Kunjungan Apa Wisata


Oleh : Dr. Aliyadi


Dalam era digital seperti sekarang ini dunia sudah tanpa batas, ilmu ditawarkan dengan berbagai cara, semua orang bisa mengakses secara langsung dari berbagai referensi. Pertanyaannya kalau kita sudah dapat ilmu bisa tidak untuk menjawab tantangan dunia saat ini? setidaknya menjawab tantangan untuk diri sendiri (untuk hidup), jangan-jangan sepertinya berilmu banyak, pendidikannya juga tinggi tapi masih saja mengeluh seperti keluhan nenekku dulu yang masih hidup dengan segala kekurangan atau era zaman gelap gulita (belum ada listrik masuk desa maksudnya), terus karena tidak bisa menjawab tantangan hidup lalu mencari pembenar yaitu menyalahkan orang lain.
Ilmu yang sudah bertebaran tersebut kita juga masih bingung dan gamang, industri dan teknologi meluncur begitu cepat dan sebagian yang punya ilmu juga bergentayangan menawarkan ilmu-ilmu mereka dengan cara mengundang kita untuk kerjasama atau krennya MoU (momorandum of understanding), lalu kitapun tertarik untuk mengikuti arus tersebut, apakah setelah MoU dan mengunjungi kampus yang kita anggap kren tersebut bisa ditindaklanjuti atau latah saja takut dianggap “ndeso”, atau hanya dolan saja, itu tergantung perspektif kita memandang. Jangan sampai kunjungan dengan kadang biaya tidak sedikit dengan hasil MoU menjadi dokumen yang tanpa makna atau sleeping MoU saja kata teman saya. 
Setelah kita ikuti  beberapa kunjungan dan kerjasama hanya sebatas itu, kalau ada bentuknya juga tidak jelas karena kita sendiri belum menemukan pola atau mempersiapkan rencana kegiatan apa yang akan dikerjasamakan, apa hanya bererjasama dalam bentuk penelitian sosial atau pada tataran ilmu eksakta atau ilmu terapan, yang muara akhirnya berpendapat dan berpendapatan dari hasil risetnya, bukan uang risetnya.
Kalau kita melihat perkembangan ilmu terapan kiblatnya sudah beralih, dulu Eropa, Amerika bahkan terakhir Jepang sangat menguasai teknologi apapun, tapi kini bergeser selangkah demi langkah meuju semenjung korea selatan dan sekarang tersedot oleh clean master China.

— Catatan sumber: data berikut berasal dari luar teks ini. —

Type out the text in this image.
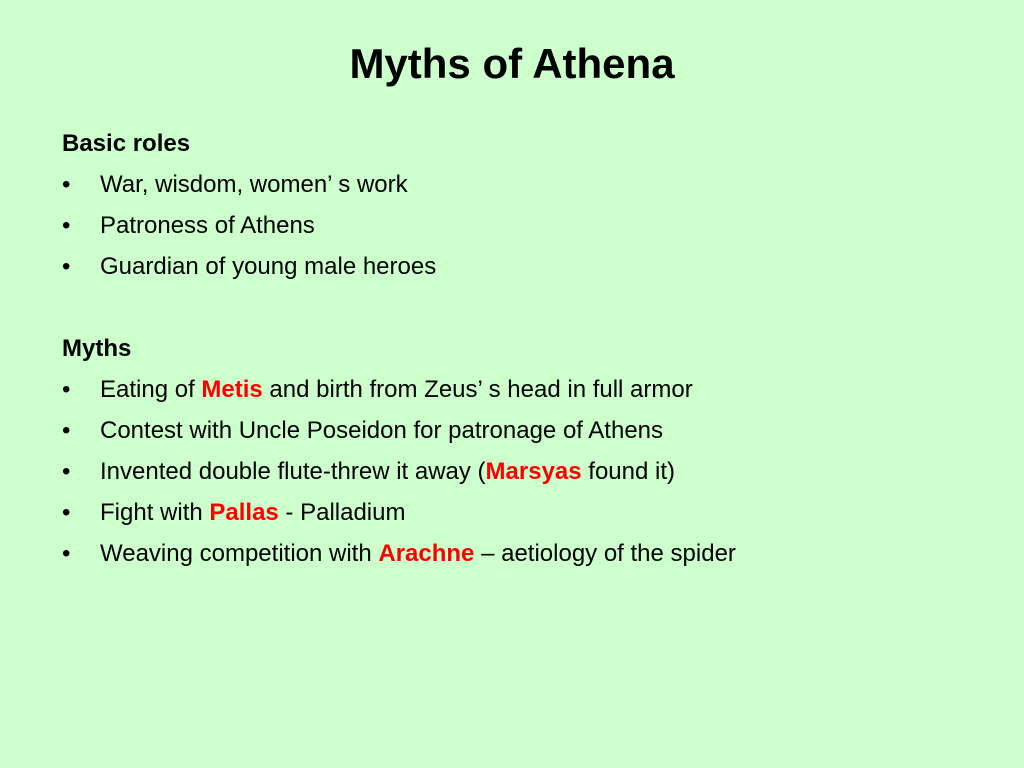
Myths of Athena
Basic roles
• War, wisdom, women’ s work
• Patroness of Athens
• Guardian of young male heroes
Myths
• Eating of Metis and birth from Zeus’ s head in full armor
• Contest with Uncle Poseidon for patronage of Athens
• Invented double flute-threw it away (Marsyas found it)
• Fight with Pallas - Palladium
• Weaving competition with Arachne – aetiology of the spider
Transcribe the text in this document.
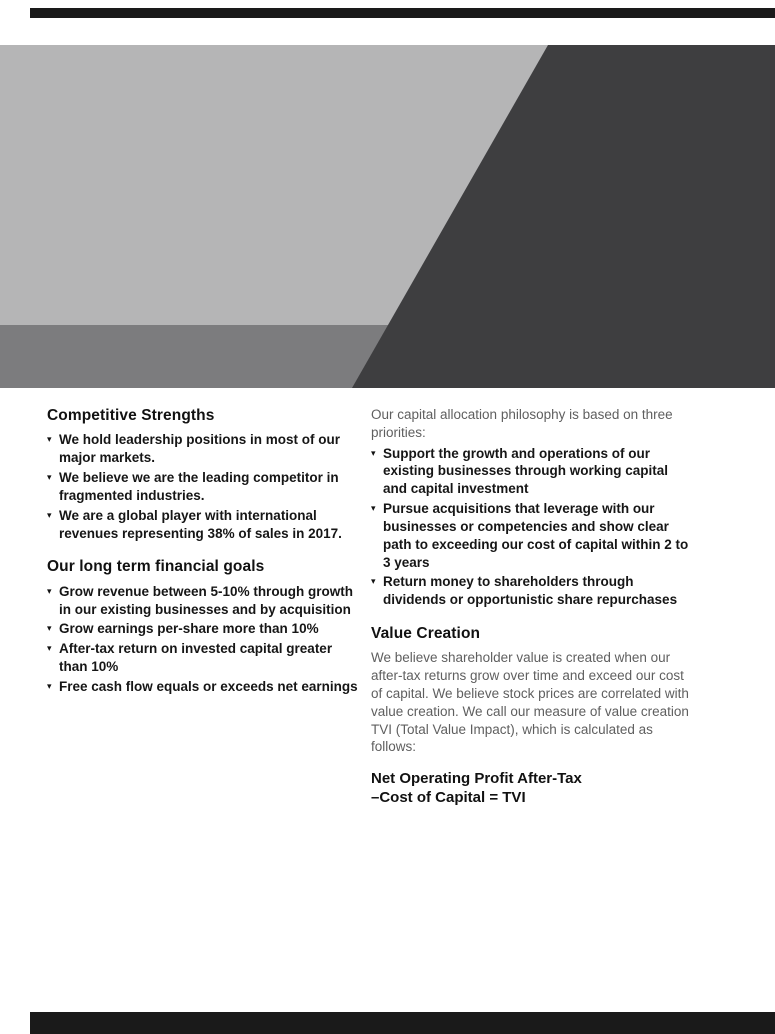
Competitive Strengths
▾ We hold leadership positions in most of our major markets.
▾ We believe we are the leading competitor in fragmented industries.
▾ We are a global player with international revenues representing 38% of sales in 2017.
Our long term financial goals
▾ Grow revenue between 5-10% through growth in our existing businesses and by acquisition
▾ Grow earnings per-share more than 10%
▾ After-tax return on invested capital greater than 10%
▾ Free cash flow equals or exceeds net earnings

Our capital allocation philosophy is based on three priorities:

▾ Support the growth and operations of our existing businesses through working capital and capital investment
▾ Pursue acquisitions that leverage with our businesses or competencies and show clear path to exceeding our cost of capital within 2 to 3 years
▾ Return money to shareholders through dividends or opportunistic share repurchases
Value Creation

We believe shareholder value is created when our after-tax returns grow over time and exceed our cost of capital. We believe stock prices are correlated with value creation. We call our measure of value creation TVI (Total Value Impact), which is calculated as follows:

Net Operating Profit After-Tax
–Cost of Capital = TVI
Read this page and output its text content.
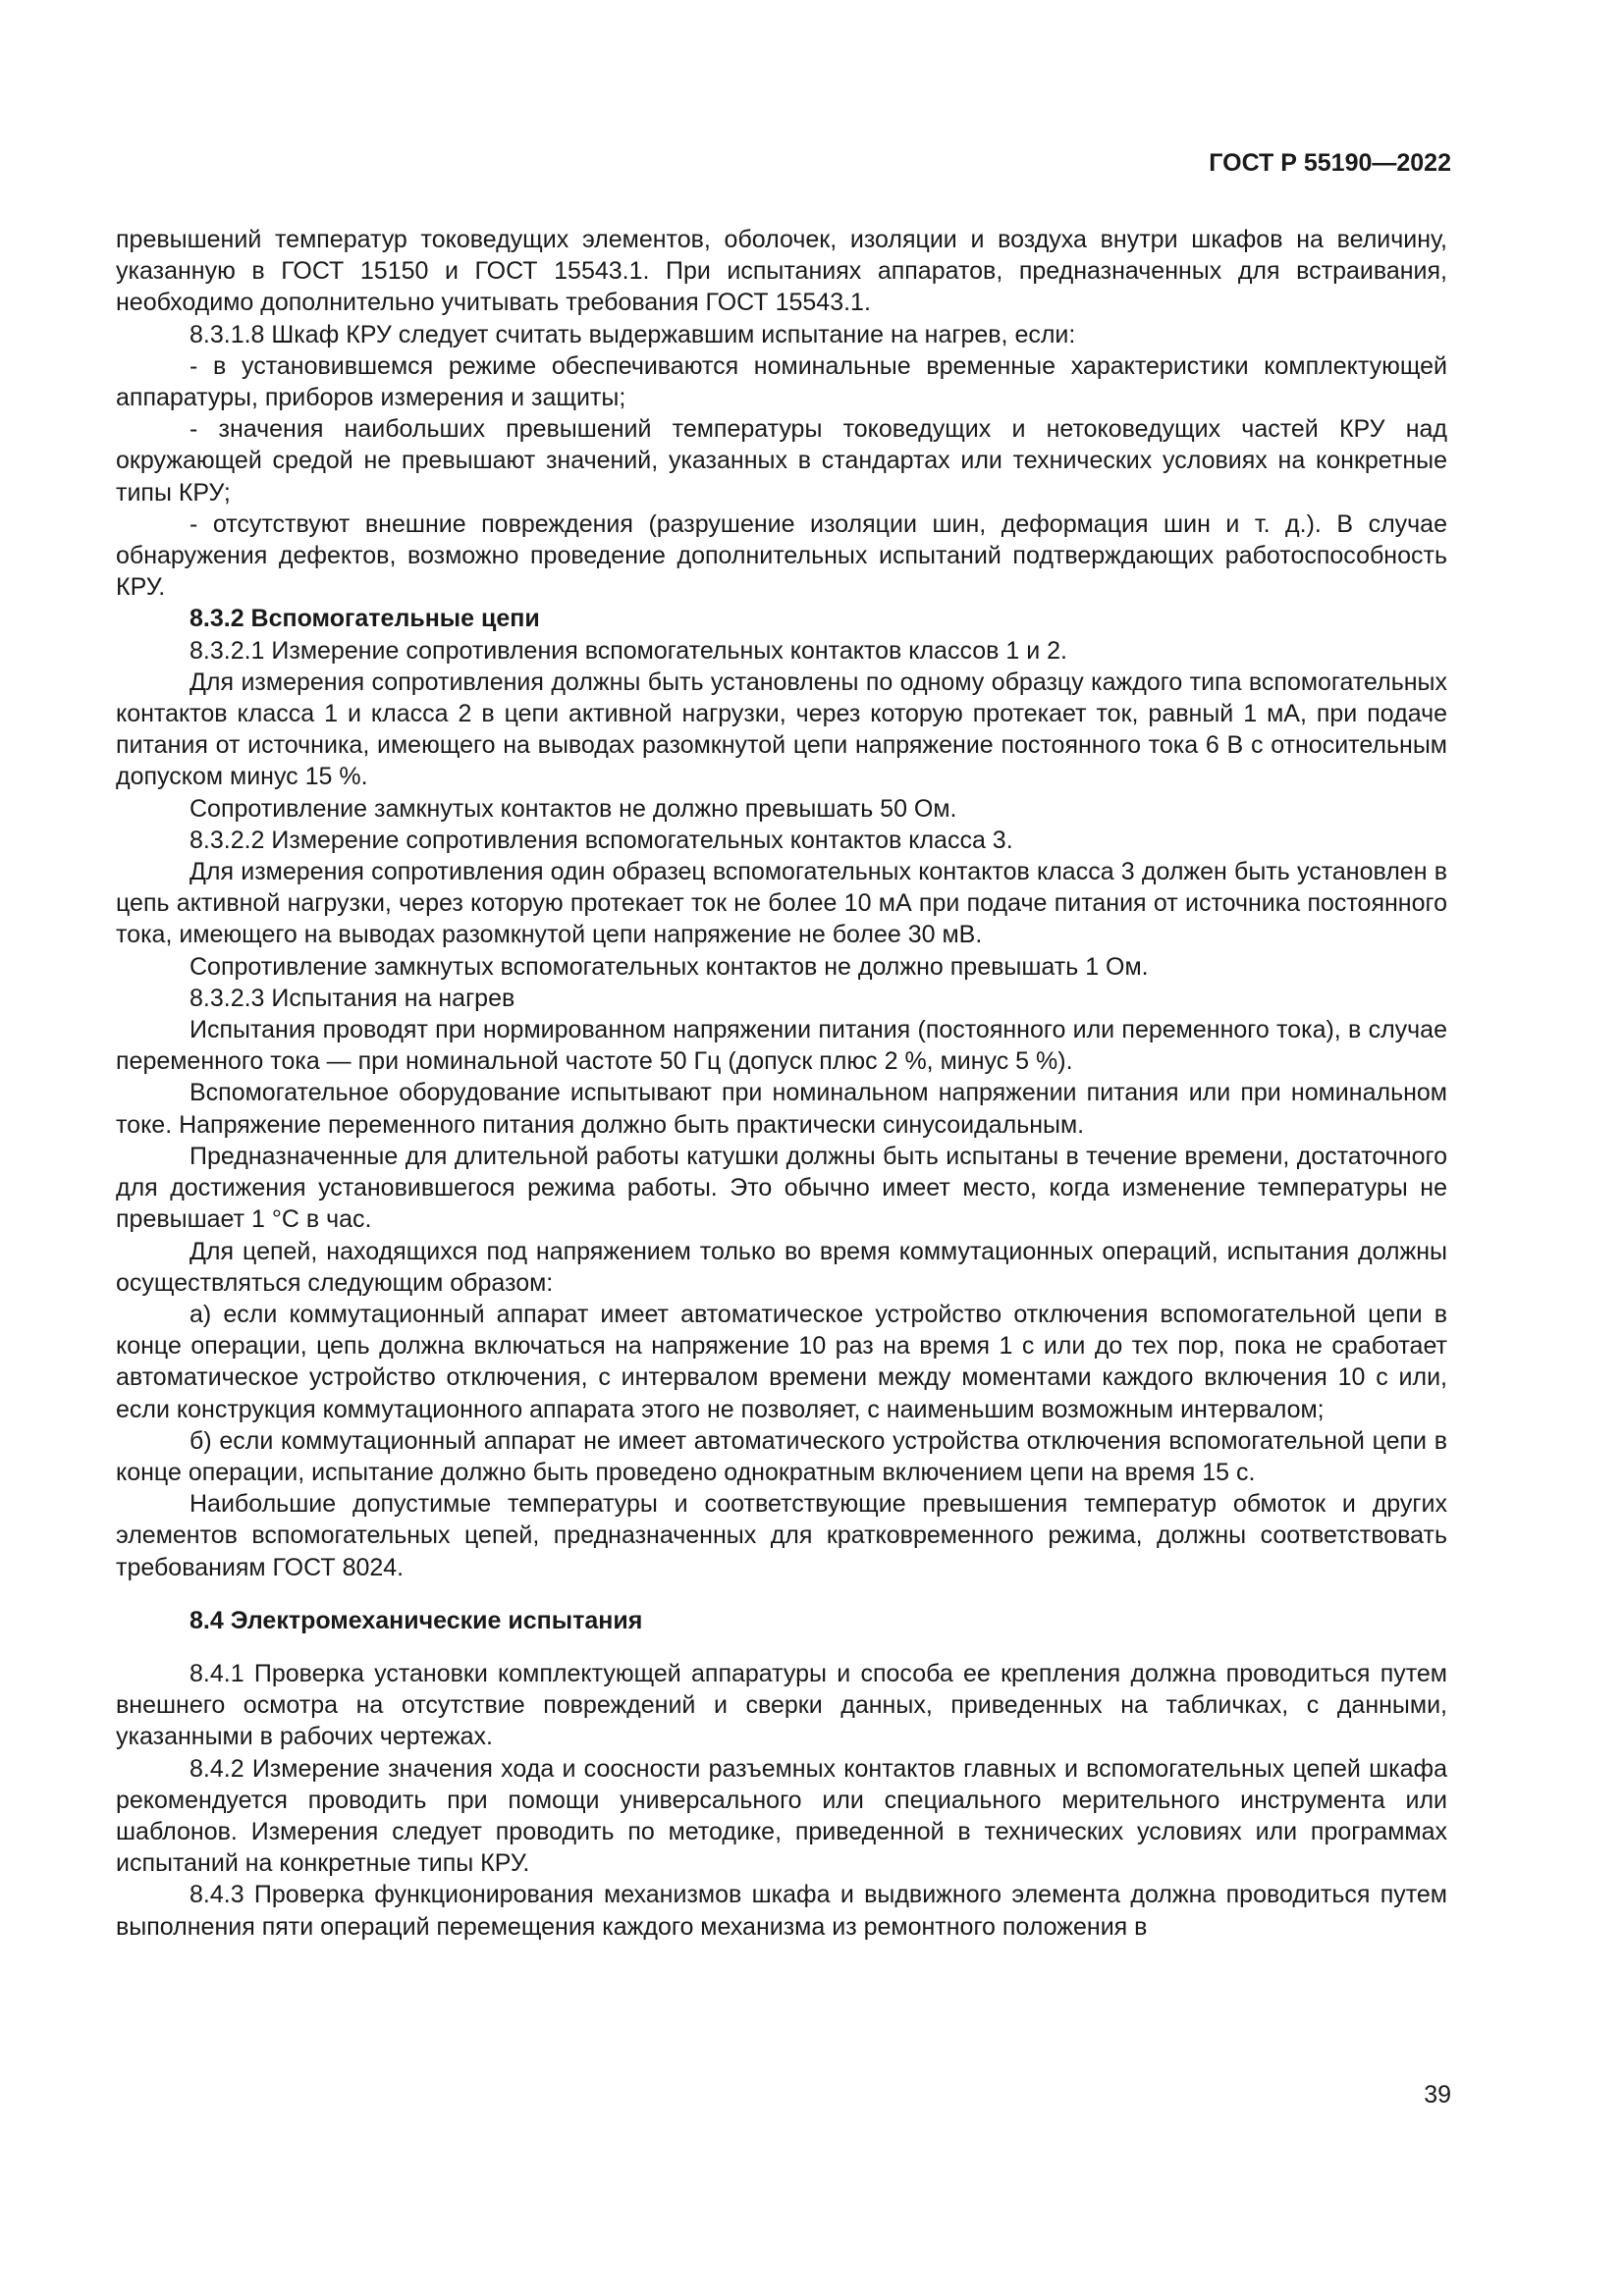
ГОСТ Р 55190—2022

превышений температур токоведущих элементов, оболочек, изоляции и воздуха внутри шкафов на величину, указанную в ГОСТ 15150 и ГОСТ 15543.1. При испытаниях аппаратов, предназначенных для встраивания, необходимо дополнительно учитывать требования ГОСТ 15543.1.

8.3.1.8 Шкаф КРУ следует считать выдержавшим испытание на нагрев, если:

- в установившемся режиме обеспечиваются номинальные временные характеристики комплектующей аппаратуры, приборов измерения и защиты;

- значения наибольших превышений температуры токоведущих и нетоковедущих частей КРУ над окружающей средой не превышают значений, указанных в стандартах или технических условиях на конкретные типы КРУ;

- отсутствуют внешние повреждения (разрушение изоляции шин, деформация шин и т. д.). В случае обнаружения дефектов, возможно проведение дополнительных испытаний подтверждающих работоспособность КРУ.

8.3.2 Вспомогательные цепи

8.3.2.1 Измерение сопротивления вспомогательных контактов классов 1 и 2.

Для измерения сопротивления должны быть установлены по одному образцу каждого типа вспомогательных контактов класса 1 и класса 2 в цепи активной нагрузки, через которую протекает ток, равный 1 мА, при подаче питания от источника, имеющего на выводах разомкнутой цепи напряжение постоянного тока 6 В с относительным допуском минус 15 %.

Сопротивление замкнутых контактов не должно превышать 50 Ом.

8.3.2.2 Измерение сопротивления вспомогательных контактов класса 3.

Для измерения сопротивления один образец вспомогательных контактов класса 3 должен быть установлен в цепь активной нагрузки, через которую протекает ток не более 10 мА при подаче питания от источника постоянного тока, имеющего на выводах разомкнутой цепи напряжение не более 30 мВ.

Сопротивление замкнутых вспомогательных контактов не должно превышать 1 Ом.

8.3.2.3 Испытания на нагрев

Испытания проводят при нормированном напряжении питания (постоянного или переменного тока), в случае переменного тока — при номинальной частоте 50 Гц (допуск плюс 2 %, минус 5 %).

Вспомогательное оборудование испытывают при номинальном напряжении питания или при номинальном токе. Напряжение переменного питания должно быть практически синусоидальным.

Предназначенные для длительной работы катушки должны быть испытаны в течение времени, достаточного для достижения установившегося режима работы. Это обычно имеет место, когда изменение температуры не превышает 1 °С в час.

Для цепей, находящихся под напряжением только во время коммутационных операций, испытания должны осуществляться следующим образом:

а) если коммутационный аппарат имеет автоматическое устройство отключения вспомогательной цепи в конце операции, цепь должна включаться на напряжение 10 раз на время 1 с или до тех пор, пока не сработает автоматическое устройство отключения, с интервалом времени между моментами каждого включения 10 с или, если конструкция коммутационного аппарата этого не позволяет, с наименьшим возможным интервалом;

б) если коммутационный аппарат не имеет автоматического устройства отключения вспомогательной цепи в конце операции, испытание должно быть проведено однократным включением цепи на время 15 с.

Наибольшие допустимые температуры и соответствующие превышения температур обмоток и других элементов вспомогательных цепей, предназначенных для кратковременного режима, должны соответствовать требованиям ГОСТ 8024.

8.4 Электромеханические испытания

8.4.1 Проверка установки комплектующей аппаратуры и способа ее крепления должна проводиться путем внешнего осмотра на отсутствие повреждений и сверки данных, приведенных на табличках, с данными, указанными в рабочих чертежах.

8.4.2 Измерение значения хода и соосности разъемных контактов главных и вспомогательных цепей шкафа рекомендуется проводить при помощи универсального или специального мерительного инструмента или шаблонов. Измерения следует проводить по методике, приведенной в технических условиях или программах испытаний на конкретные типы КРУ.

8.4.3 Проверка функционирования механизмов шкафа и выдвижного элемента должна проводиться путем выполнения пяти операций перемещения каждого механизма из ремонтного положения в

39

China mulai pemerintahan deng xiaoping merubah tatanan ekonominya dari sangat tertutup menjadi terbuka dengan satu ungkapan “tidak perduli kucing warna putih atau kuning yang penting bisa menangkap tikus”, artinya tidak terkungkung oleh bentuk ekonomi kapitalis atau sosialis yang penting bisa memakmurkan rakyatnya. 
Lalu dengan perubahan tersebut masihkah relevan kita berkunjung pada negara-negara yang sudah mulai ditinggal oleh era global ini, sebab pendidikan yang mereka tawarkan tetap saja kapitalis artinya mahal, untuk biaya hidup saja kalau kita bandingkan dengan lingkungan kampus kita ampun tidak terjangkau, apalagi penghasilan orang tua mahasiswa kita hanyalah petani tradisonal. Mahal harganya tapi kurang berdayaguna, disekeliling kita sudah berserakan barang produksi Shenshi dengan harga sangat murah, sementara kita baru mau belajar mengeja kalimat tersebut.
Semoga kunjungan kita bukan hanya dolan menghabiskan biaya semata tapi ada tindaklanjut sehingga ada manfaat yang bisa kita peroleh, semoga ada manfaat yang lebih baik lagi demi kemajuan kampus kita tercinta Universitas Muhammadiyah Jaya...semoga!!!